In Ludhiana’s cinema halls showing
Bhojpuri movies, it is tough to get tickets. In Surat, getting a job is
easier than a train reservation for Bihar or UP. In a cluster of
villages outside Amritsar, most landlords are from UP.
Bade Lal Chaurasia’s father shifted to Ludhiana from Uttar Pradesh, set
up a small paan shop, which is now a landmark. Chaurasia now employs a
chartered accountant to look at his finances (after an Income Tax raid).
This migrant story is now repeated many times over all over the country
and — sorry to disappoint Raj Thackeray — these people are are
not headed for cities like Delhi, Mumbai, Kolkata and Chennai. Their
destination is a Category-II city or town like Ludhiana, Surat or
Kochi. The pace is lot less hectic, there are plenty of jobs going
around — they feel wanted — and they are relatively free of idle
xenophobes.
This trend was first recorded during 1991. Now, of course, it is
official that some of India’s second-rung cities are the new hot
destinations at a time when in-migration is consistently slowing down
in most metros. Delhi and Bangalore are exceptions to that trend. But
Mumbai and Kolkatta, two of India’s top destinations of the Fifties and
Sixties, are falling behind. And if Thackeray continues to act tough,
Mumbai may drop completely.
In places like Kochi, Ludhiana and Surat, the percentages of
in-migrants are higher than the population growths. The Census of India
figures of in-migration as a percentage of decennial growth have been a
staggering 77.7 per cent in Kochi, 75.2 per cent in Ludhiana, 67.3 per
cent in Surat and Nasik. The big daddies scored between 37 and 49 per
cent: Kolkata at 37.5 per cent, Hyderabad at 41.9 per cent, Chennai at
43.4 per cent, Delhi at 48.3 per cent and Bangalore at 48.9 per cent.

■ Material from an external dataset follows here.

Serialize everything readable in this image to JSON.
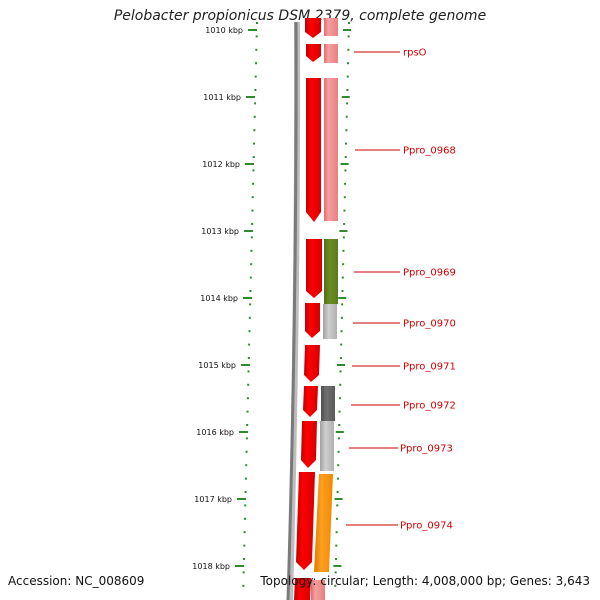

Even Greater Mumbai’s in-migration, the highest among metros at 66 per
cent of its decennial growth, has been significantly lower than some
second rung cities.
Ludhiana already has three migrants as municipal councillors and many
locals fear that one day a migrant could easily represent this
quintessentially Punjabi city in Parliament. The metro cities are also
behind second rung cities in terms of their exponential growth rates,
which factors the presence of already-settled migrants in normal growth
rates. Kolkata, Mumbai, Chennai and Hyderabad are growing at 1.8 per
cent and 2.6 per cent. (Delhi and Bangalore buck the trend at 4.1 and
3.2 per cent).
In sharp contrast, Surat is growing at 6.16 per cent, Pune at 4.1 per
cent, Gandhinagar at 4.7 per cent and Chandigarh at 3.42 per cent.
Average annual growth rates of Patna and Lucknow, the capital cities of
the two states being blamed for Mumbai’s influx, are also much higher
at 3.0 and 4.7 per cent, according to Census figures.
The main concern of policy experts is not that the volume of migration
in the country is high. It is the exact opposite. Professor Amitabh
Kundu of JNU believes that the slowing countrywide migration rate
should be a cause for worry. The percentage of migrants through the
decades has fallen from 15 per cent of the total population of the
country in 1961 to 9.5 per cent in 2001. At present the highest form of
migration is rural-rural (53.35 per cent) where Bihar tops the list
with 79.9 per cent people moving from one village to another.
Population expert Om Mathur of the National Institute of Public Finance
and Policy believes that the dip in India’s rural-urban migration is
for the short term and is bound to pick up in the years to come.